Pricing a Bermudan Option with the Longstaff-Schwartz Monte Carlo Method
Pricing a Bermudan Option with the Longstaff-Schwartz Monte Carlo Method
A Bermudan put option on a stock gives its holder the right to sell the stock at an agreed strike price at a certain finite number of fixed times before or at the final expiry time. Thus a Bermudan put option is more valuable than a European option (with the same parameters) but less valuable than an American put option, which can be exercised at any time before expiry. This Demonstration implements the famous method due to Longstaff and Schwartz of computing the price of a Bermudan put option on a stock by Monte Carlo simulation. Although the method can be applied to any model of stock movement, here we use it in the case of the classical Black–Scholes model. For simplicity, we also assume that the stock pays no dividend.

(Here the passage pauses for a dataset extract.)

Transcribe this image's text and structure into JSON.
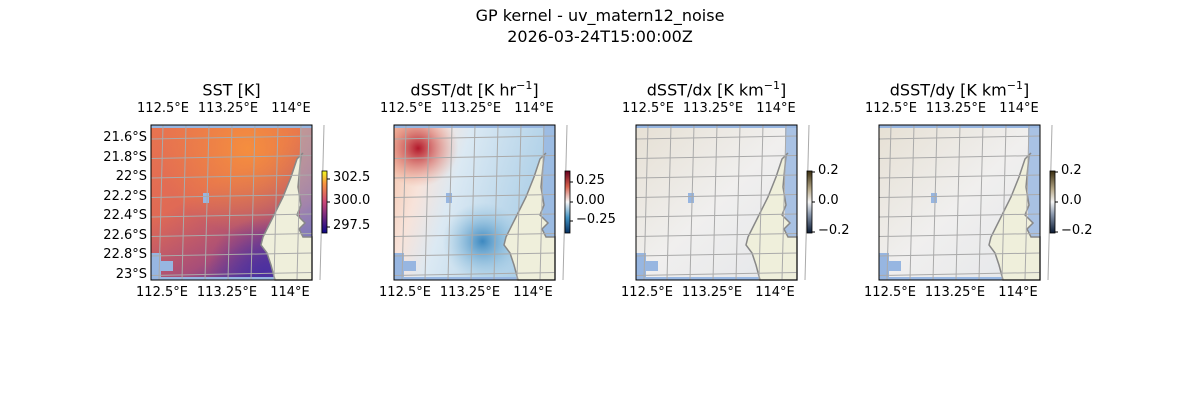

In this Demonstration the option can be exercised at any of three moments in time prior to the expiry (at time 1). The time of exercise can be changed by moving the three colored points along the time axis. You can vary the strike price of the option (represented by the black horizontal line), as well as the initial stock price, its volatility, and the rate of appreciation (assumed, by the principle of risk neutrality to be equal to the rate of interest). The red points on some of the paths, directly above the exercise points on the time axis, correspond to stock values at which it is optimal to exercise the option at that particular exercise time.